编码转录因子 GATA-1 的基因的体细胞突变与急性 唐氏综合症（DS，21 三体）儿童的巨核细胞白血病 (AMKL)，尽管 这种遗传相互作用的机制尚不清楚。在初步研究中，我证明了 21 三体本身可增加人类红细胞和巨核细胞祖细胞的增殖能力。 在平行的小鼠研究中，我使用基因操纵的胚胎干细胞来证明， GATA-1促进双能巨核细胞-红系前体细胞（MEP）的扩张，这是一个群体 类似于 AMKL 爆炸。通过突变 MEP 的基因互补，我发现 GATA-1 抑制骨髓分化程序，部分是通过抑制原始细胞的转录来实现的。 癌基因 PU.1/Sfpi1。 AMKL 相关的 GATA1 突变会减弱这种效应。在一起，我的 研究结果产生了两个相关的假设：首先，GATA1 突变和 21 三体性产生不同的影响 造血作用，共同作用促进白血病。
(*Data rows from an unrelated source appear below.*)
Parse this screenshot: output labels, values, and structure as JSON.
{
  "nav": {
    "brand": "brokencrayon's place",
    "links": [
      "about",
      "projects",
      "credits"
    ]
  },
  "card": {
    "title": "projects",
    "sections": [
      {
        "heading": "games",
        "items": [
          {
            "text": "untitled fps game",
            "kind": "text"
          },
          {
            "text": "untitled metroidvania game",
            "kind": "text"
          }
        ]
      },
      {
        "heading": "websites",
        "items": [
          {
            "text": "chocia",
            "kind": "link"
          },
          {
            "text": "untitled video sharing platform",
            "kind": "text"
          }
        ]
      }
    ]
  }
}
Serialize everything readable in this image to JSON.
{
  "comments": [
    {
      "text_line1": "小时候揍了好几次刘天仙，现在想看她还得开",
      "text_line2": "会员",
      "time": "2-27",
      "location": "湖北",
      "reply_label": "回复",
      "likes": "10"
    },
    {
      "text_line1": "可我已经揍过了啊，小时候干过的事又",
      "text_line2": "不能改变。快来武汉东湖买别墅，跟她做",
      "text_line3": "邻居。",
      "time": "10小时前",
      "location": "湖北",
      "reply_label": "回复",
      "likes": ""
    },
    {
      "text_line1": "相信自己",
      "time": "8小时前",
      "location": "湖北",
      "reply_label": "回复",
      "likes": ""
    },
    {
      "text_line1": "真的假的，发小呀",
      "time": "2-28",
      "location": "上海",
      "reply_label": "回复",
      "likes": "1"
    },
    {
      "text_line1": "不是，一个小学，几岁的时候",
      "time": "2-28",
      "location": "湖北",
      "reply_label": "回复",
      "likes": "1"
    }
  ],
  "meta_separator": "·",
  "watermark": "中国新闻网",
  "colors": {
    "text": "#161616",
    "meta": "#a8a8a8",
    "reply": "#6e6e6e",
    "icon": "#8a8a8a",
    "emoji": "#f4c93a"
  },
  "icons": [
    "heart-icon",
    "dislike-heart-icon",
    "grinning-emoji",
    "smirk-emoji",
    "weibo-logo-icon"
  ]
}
二、GATA-1促进正常 通过抑制 PU.1/Sfpi1 转录来促进造血，该过程可能会失调 通过与 DS-AMKL 相关的基因改变。此应用程序旨在支持指导研究 阐明 GATA-1 如何控制正常造血以及 GATA-1 和 DS 在白血病发生中发挥协同作用。我将扩展我对 DS 胎儿造血的研究，以了解 21 三体性扩增红系和巨核细胞祖细胞的机制（目标 1）。我会 检查人类造血中改变的 GATA-1 和 21 三体之间的功能相互作用 体外和小鼠体内的祖细胞（目标 2）。最后，我将研究野生型和 GATA-1 的 AMKL 相关突变形式抑制 PU。 1/SfpH 癌基因转录（目标 3）。如果 如果成功的话，我的研究将为正常红细胞的转录控制提供见解。 AMKL 中巨核细胞的发育以及这一过程如何受到干扰。更广泛的影响 这项研究是为了更好地了解谱系特异性转录因子如何在正常组织中发挥作用 发育和癌症。结合我在此应用程序中接受的培训和结构化指导，我 相信所提出的研究将为正常和恶性提供新颖的见解 造血并为我作为一名儿科医师科学家的职业生涯奠定了坚实的基础。